BLBG: Treasuries Fall as Fed Officials Signal Probable 2015 Rate Boost
Traders are pricing in a 49% chance of December liftoff
Declines may be limited as focus turns to economic data
Treasuries declined, halting two days of gains, as Federal Reserve policy makers including San Francisco Fed President John Williams laid out the case for an interest-rate increase this year after leaving the benchmark unchanged last week.
“I view the next appropriate step as gradually raising interest rates, most likely starting sometime later this year,” Williams said on Sept. 19 in Armonk, New York. Fellow Fed officials James Bullard and Jeffrey Lacker also explained their rationale for potentially raising rates at one of the Federal Open Market Committee’s two remaining meetings of 2015, citing declines in unemployment and other gains in the U.S. economy.
“We have Williams out over the weekend reaffirming a more optimistic message than what the market walked away with from the FOMC last week,” said Richard Kelly, head of global strategy at Toronto Dominion Bank in London. “That has helped arrest the Treasury rally for now, at least until we get more data.”
The benchmark U.S. 10-year yield rose two basis points, or 0.02 percentage point, to 2.16 percent as of 6:08 a.m. New York time, according to Bloomberg Bond Trader data. The yield dropped 16 basis points over the previous two days. The 2 percent note due August 2025 fell 6/32, or $1.88 per $1,000 face amount, to 98 5/8 on Monday. The yield touched 2.12 percent earlier, matching the lowest level since Sept. 8.

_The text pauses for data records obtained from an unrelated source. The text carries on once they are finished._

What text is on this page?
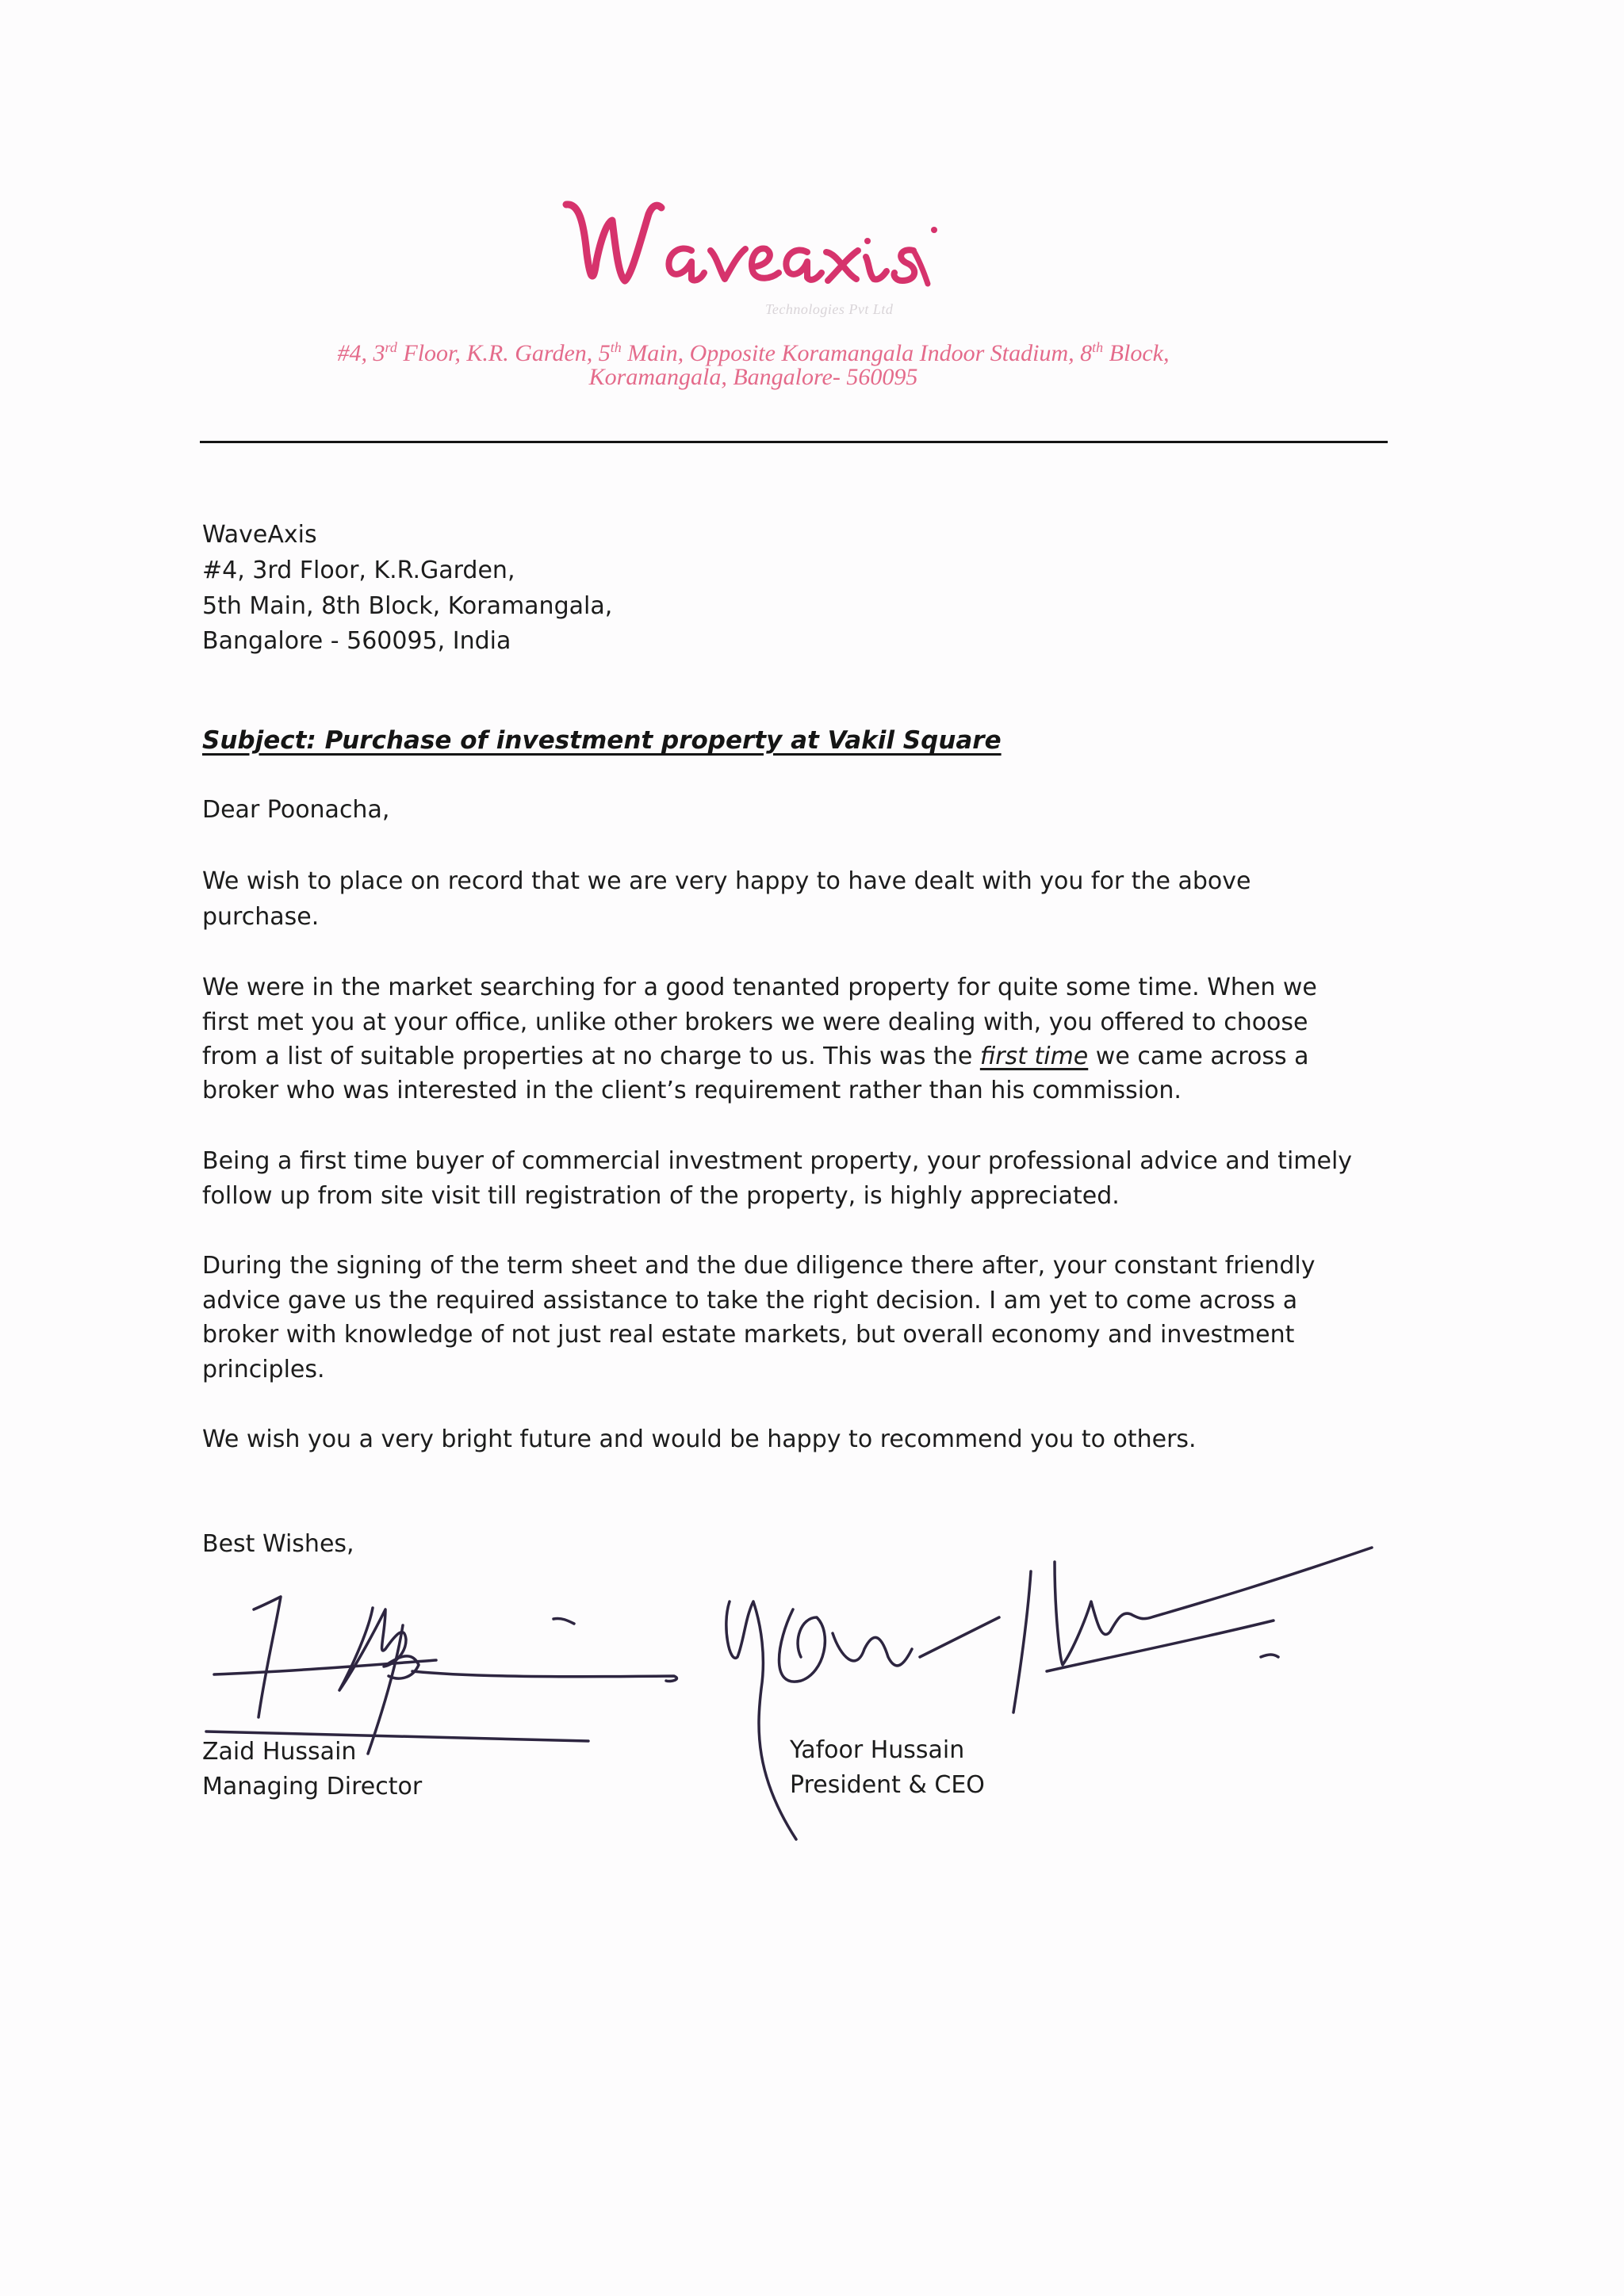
Technologies Pvt Ltd
#4, 3rd Floor, K.R. Garden, 5th Main, Opposite Koramangala Indoor Stadium, 8th Block,
Koramangala, Bangalore- 560095
WaveAxis
#4, 3rd Floor, K.R.Garden,
5th Main, 8th Block, Koramangala,
Bangalore - 560095, India
Subject: Purchase of investment property at Vakil Square
Dear Poonacha,
We wish to place on record that we are very happy to have dealt with you for the above
purchase.
We were in the market searching for a good tenanted property for quite some time. When we
first met you at your office, unlike other brokers we were dealing with, you offered to choose
from a list of suitable properties at no charge to us. This was the first time we came across a
broker who was interested in the client’s requirement rather than his commission.
Being a first time buyer of commercial investment property, your professional advice and timely
follow up from site visit till registration of the property, is highly appreciated.
During the signing of the term sheet and the due diligence there after, your constant friendly
advice gave us the required assistance to take the right decision. I am yet to come across a
broker with knowledge of not just real estate markets, but overall economy and investment
principles.
We wish you a very bright future and would be happy to recommend you to others.
Best Wishes,
Zaid Hussain
Managing Director
Yafoor Hussain
President & CEO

Treasuries began trading at 7 a.m. in London after being closed in Japan for a holiday. Futures contracts on the Standard & Poor’s 500 Index of shares rose for the first time in three days, climbing 0.2 percent.
Economic Data
Further declines in Treasuries may be limited this week as economists forecast data this week may show growth has slowed.
Existing home sales fell 1.6 percent in August from the month before, based on a Bloomberg survey of economists before the National Association of Realtors reports the figure on Monday. Sales climbed at an annual pace of 5.59 million units in July, the highest level in eight and a half years. Initial jobless claims rose 11,000 last week to 275,000, according to the median of analysts’ forecasts compiled by Bloomberg before the data are released on Sept. 24.
The Fed finished a policy meeting last week by holding interest rates unchanged, showing a reluctance to end an era of record monetary stimulus in a time of rising international risks and slow inflation. While a majority of traders and analysts expected the central bank to stand pat, firms such as BlackRock Inc. and JPMorgan Chase & Co. said the big surprise came from the FOMC’s unusually dovish statement.
Fed Outlook
In it, policy makers highlighted the growing risk that global economic and financial events could hold back U.S. growth and put more “downward pressure” on inflation -- even as they played up job gains and improvements in household spending. The Fed is worried about events abroad “to a degree that we hadn’t seen before,” said Jeffrey Rosenberg, the chief investment strategist for fixed income at BlackRock, which oversees $4.4 trillion.
Traders are now pricing in a 49 percent probability of the Fed raising the benchmark rate by its December meeting, compared with 64 percent on Sept. 16 before the policy decision.
Treasuries returned 1.3 percent this year, outperforming German government securities, which gained 0.4 percent, according to Bloomberg World Bond Indexes. U.K. gilts earned 1.4 percent.